Pourtant, même en se levant si tôt, Yves est loin d’être le premier arrivé à la halle. La première, c’est Colette. « Il a été décidé il y a déjà de nombreuses années que c’est moi qui ouvrirais les portes de l’édifice le samedi. Je ne sais même plus pourquoi. C’est pour cela que j’arrive dès 4 heures du matin. Je peux voir la halle se remplir petit à petit », raconte la maraîchère. Selon elle, environ 85 commerçants sont présents chaque samedi au marché de Riom.

Les premiers clients arrivent... avant l'ouverture !

Alors que l’horloge tourne, les stands prennent forme. Petit à petit, la halle se remplit et prend vie. Si l’édifice est officiellement ouvert au public à partir de 7 heures du matin, très vite, les premiers clients arrivent. Et ce, avant même que les commerçants aient fini de s’installer. C’est le cas de Laurent, sapeur-pompier de profession, qui vient systématiquement au marché avant ou après ses tours de garde. Mais toujours aux mêmes horaires. « J’ai mes petites habitudes, je fais un tour au marché entre 6 h 30 et 7 h 15. J’apprécie car c’est encore calme tout en ayant la chance de sélectionner ce que je considère comme les plus beaux produits. Après ces horaires, il commence à y avoir trop de monde et ce n’est plus vraiment “mon” marché », sourit le pompier, alors qu’il dépose des carottes dans son panier.

Ces clients lève-tôt, les commerçants les connaissent tous pour la plupart. « Ce sont des habitués qui aiment profiter de la faible fréquentation matinale pour discuter avec nous. On sait qu’on les verra chaque semaine. À l’inverse, je pense que l’on commencerait à s’inquiéter si on ne les voyait pas plusieurs semaines de suite », s’amuse Gilles Rousseau qui, avec 37 ans de vente au marché de Riom, fait partie des plus anciens commerçants.

Des clients et commerçants fidèles

Des clients et commerçants avec leurs habitudes, pour le meilleur… Et pour le pire ! « Un jour, j’avais 15 minutes de retard pour mon installation.
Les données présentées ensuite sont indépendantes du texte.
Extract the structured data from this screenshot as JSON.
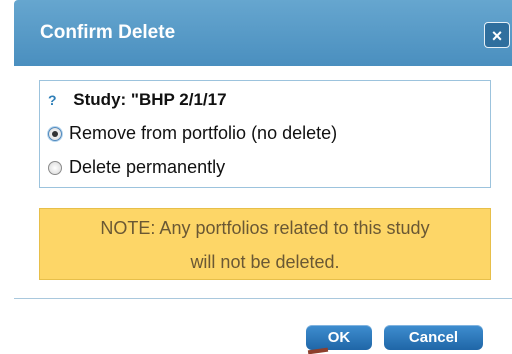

Des clients attendaient déjà à l’endroit où je suis habituellement et me questionnaient sur ma potentielle panne de réveil. Je ne me suis pas laissée marcher sur les pieds », évoque, pince-sans-rire, Chantal Mestas, productrice de fromages & produits laitiers à Bourg-Lastic.

Alors que le soleil se lève doucement sur la place de la Fédération de Riom, les commerçants du marché extérieur arrivent également au compte-gouttes. Pour tous, les affaires ne font que commencer. Ils seront présents à Riom jusque 12 h 30 – et un peu plus, le temps de ranger les étals –, heure à laquelle la halle ferme ses portes. Avant une sieste méritée.